Take writing for example; writing is not the result of our clear ideas. Our clear ideas often emerge in the process of our writing. This is a case of a dialectic. Philosopher Georg Hegel described a dialectic as a three-fold process. There is a thesis that gives rise to its reaction, an antithesis, which contradicts or negates the thesis. The tension between the thesis and the antithesis is resolved in the form of a synthesis. A blog post or casual Facebook status is a combination of your thoughts and the process of putting them onto your computer screen.

This video showed examples to be good at drawing by repetition and reiteration. It’s shown precursory information you need to know before begin any 20 hours of deliberate practice.

Warning, it’s an hour long. So you might suit and make yourself comfortable.

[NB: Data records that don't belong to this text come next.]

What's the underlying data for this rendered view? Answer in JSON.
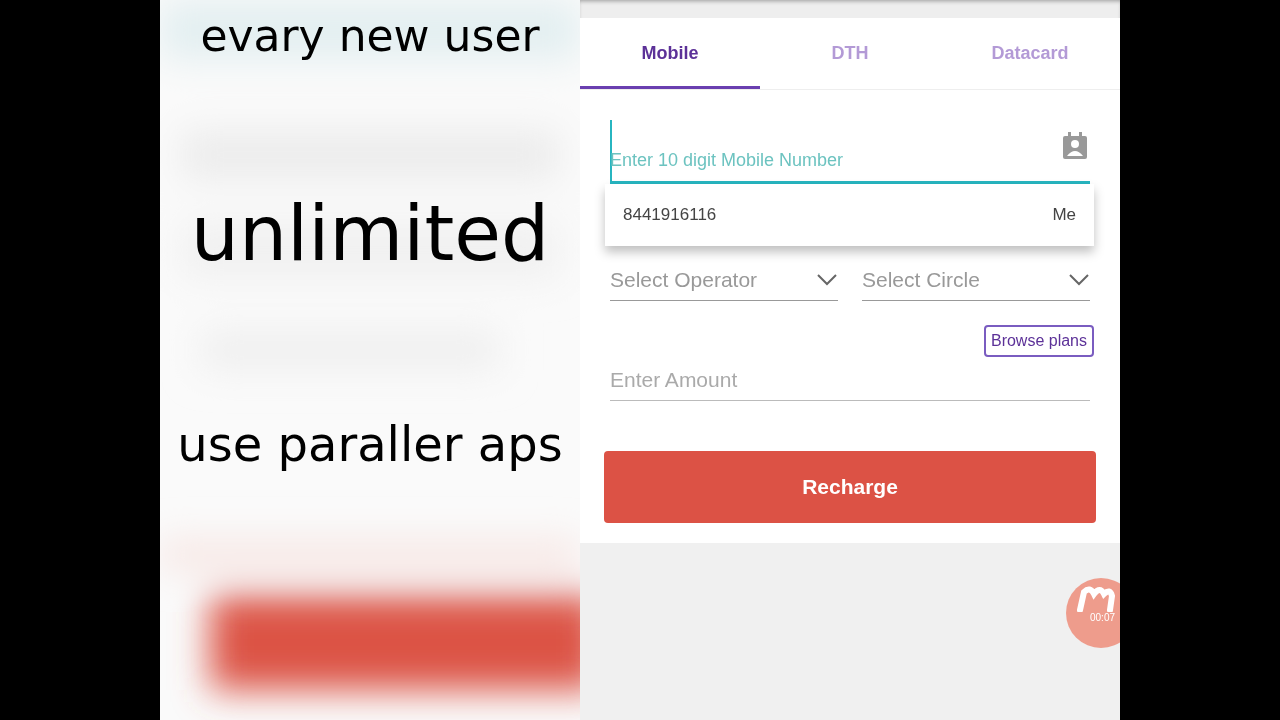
{
  "captions": [
    "evary new user",
    "unlimited",
    "use paraller aps"
  ],
  "tabs": [
    {
      "label": "Mobile",
      "selected": true
    },
    {
      "label": "DTH",
      "selected": false
    },
    {
      "label": "Datacard",
      "selected": false
    }
  ],
  "mobile_field": {
    "placeholder": "Enter 10 digit Mobile Number",
    "focused": true
  },
  "suggestion": {
    "number": "8441916116",
    "name": "Me"
  },
  "selects": [
    "Select Operator",
    "Select Circle"
  ],
  "amount_field": {
    "placeholder": "Enter Amount"
  },
  "browse_button": "Browse plans",
  "recharge_button": "Recharge",
  "recorder": {
    "time": "00:07"
  }
}
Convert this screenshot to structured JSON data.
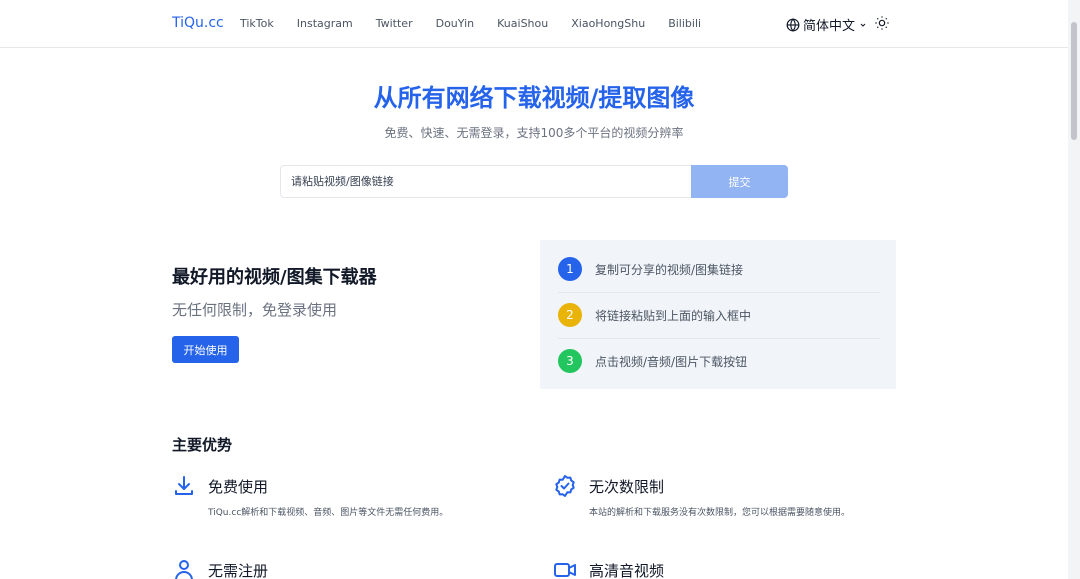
{
  "nav": {
    "logo": "TiQu.cc",
    "links": [
      "TikTok",
      "Instagram",
      "Twitter",
      "DouYin",
      "KuaiShou",
      "XiaoHongShu",
      "Bilibili"
    ],
    "language": "简体中文",
    "icons": [
      "globe-icon",
      "chevron-down-icon",
      "sun-icon"
    ]
  },
  "hero": {
    "title": "从所有网络下载视频/提取图像",
    "subtitle": "免费、快速、无需登录，支持100多个平台的视频分辨率"
  },
  "search": {
    "placeholder": "请粘贴视频/图像链接",
    "value": "",
    "submit_label": "提交"
  },
  "intro": {
    "title": "最好用的视频/图集下载器",
    "subtitle": "无任何限制，免登录使用",
    "cta_label": "开始使用"
  },
  "steps": [
    {
      "number": "1",
      "text": "复制可分享的视频/图集链接",
      "color": "#2563eb"
    },
    {
      "number": "2",
      "text": "将链接粘贴到上面的输入框中",
      "color": "#eab308"
    },
    {
      "number": "3",
      "text": "点击视频/音频/图片下载按钮",
      "color": "#22c55e"
    }
  ],
  "advantages": {
    "heading": "主要优势",
    "items": [
      {
        "icon": "download-icon",
        "title": "免费使用",
        "desc": "TiQu.cc解析和下载视频、音频、图片等文件无需任何费用。"
      },
      {
        "icon": "badge-check-icon",
        "title": "无次数限制",
        "desc": "本站的解析和下载服务没有次数限制，您可以根据需要随意使用。"
      },
      {
        "icon": "user-icon",
        "title": "无需注册",
        "desc": ""
      },
      {
        "icon": "video-camera-icon",
        "title": "高清音视频",
        "desc": ""
      }
    ]
  },
  "colors": {
    "accent": "#2563eb",
    "submit_disabled": "#93b4f3",
    "panel_bg": "#f1f4f8"
  }
}
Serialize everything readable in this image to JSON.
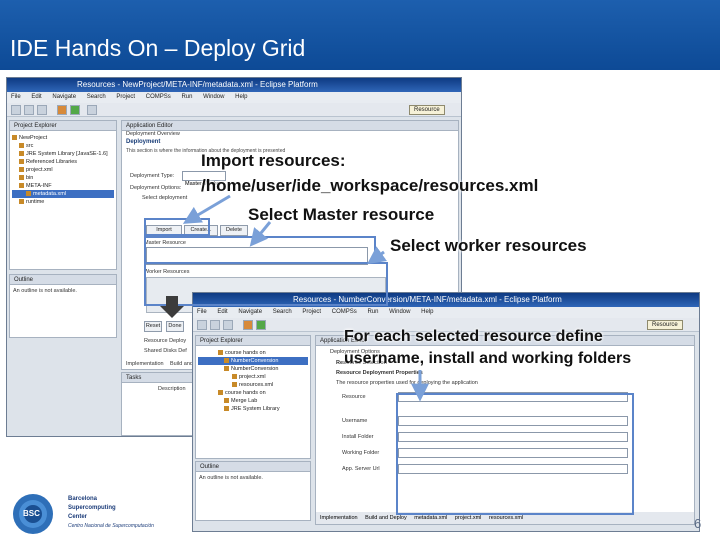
{
  "slide": {
    "title": "IDE Hands On – Deploy Grid",
    "page_number": "6"
  },
  "window1": {
    "caption": "Resources - NewProject/META-INF/metadata.xml - Eclipse Platform",
    "menu": [
      "File",
      "Edit",
      "Navigate",
      "Search",
      "Project",
      "COMPSs",
      "Run",
      "Window",
      "Help"
    ],
    "resource_button": "Resource",
    "project_explorer_tab": "Project Explorer",
    "editor_tab": "Application Editor",
    "editor_subtitle": "Deployment Overview",
    "deployment_header": "Deployment",
    "deployment_desc": "This section is where the information about the deployment is presented",
    "deployment_type_label": "Deployment Type:",
    "deployment_type_value": "Master-Worker",
    "deployment_options_label": "Deployment Options:",
    "select_deployment": "Select deployment",
    "import_button": "Import",
    "create_button": "Create...",
    "delete_button": "Delete",
    "master_resource_label": "Master Resource",
    "worker_resources_label": "Worker Resources",
    "tree": [
      "NewProject",
      "src",
      "JRE System Library [JavaSE-1.6]",
      "Referenced Libraries",
      "project.xml",
      "bin",
      "META-INF",
      "metadata.xml",
      "runtime"
    ],
    "outline_tab": "Outline",
    "outline_text": "An outline is not available.",
    "resource_deploy": "Resource Deploy",
    "shared_disks": "Shared Disks Def",
    "implementation_tab": "Implementation",
    "build_tab": "Build and",
    "tasks_tab": "Tasks",
    "description_col": "Description",
    "small_buttons": [
      "Reset",
      "Done"
    ]
  },
  "window2": {
    "caption": "Resources - NumberConversion/META-INF/metadata.xml - Eclipse Platform",
    "menu": [
      "File",
      "Edit",
      "Navigate",
      "Search",
      "Project",
      "COMPSs",
      "Run",
      "Window",
      "Help"
    ],
    "resource_button": "Resource",
    "project_explorer_tab": "Project Explorer",
    "editor_tab": "Application Editor",
    "deployment_options": "Deployment Options",
    "resource_selection": "Resource Selection",
    "resource_deployment_properties": "Resource Deployment Properties",
    "properties_desc": "The resource properties used for deploying the application",
    "resource_label": "Resource",
    "username_label": "Username",
    "install_folder_label": "Install Folder",
    "working_folder_label": "Working Folder",
    "app_server_label": "App. Server Url",
    "tree": [
      "course hands on",
      "NumberConversion",
      "NumberConversion",
      "project.xml",
      "resources.xml",
      "course hands on",
      "Merge Lab",
      "JRE System Library",
      "Outline"
    ],
    "outline_text": "An outline is not available.",
    "bottom_tabs": [
      "Implementation",
      "Build and Deploy",
      "metadata.xml",
      "project.xml",
      "resources.xml"
    ]
  },
  "annotations": {
    "import_resources": "Import resources:",
    "resources_path": "/home/user/ide_workspace/resources.xml",
    "select_master": "Select Master resource",
    "select_workers": "Select worker resources",
    "for_each_line1": "For each selected resource define",
    "for_each_line2": "username, install and working folders"
  },
  "logo": {
    "line1": "Barcelona",
    "line2": "Supercomputing",
    "line3": "Center",
    "line4": "Centro Nacional de Supercomputación",
    "mark": "BSC"
  },
  "colors": {
    "title_bar": "#1d5fae",
    "annotation_box": "#5b84c9",
    "arrow": "#7aa0d8"
  }
}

Deliberate practice is the key is to build up your mileage. By trying the same thing and in different variables to produce a different result. Identify what you have done differently and what you’ve learned previously. Then, reiterate and learn from the past mistake to form a new analytical assumption or a stronger muscle memory. Naturally, you’ll became fluent at it.

At first, you probably not confident how to do it correctly or done it nicely. Keep repeating the same practice, and eventually, it will become a new set of knowledge to you. Later stage, it will be made more analytical and logical to you. If you had repeat enough, it would become a skill.

I always look back at myself; storytelling is not something I am good at (need to pay attention to this one more often),  To me, the ability to convey a message in the clear picture or layman idea or in the language that everybody could understand is a skill. For this year, this is one of the parts that I would like to improve and learn for my personal development.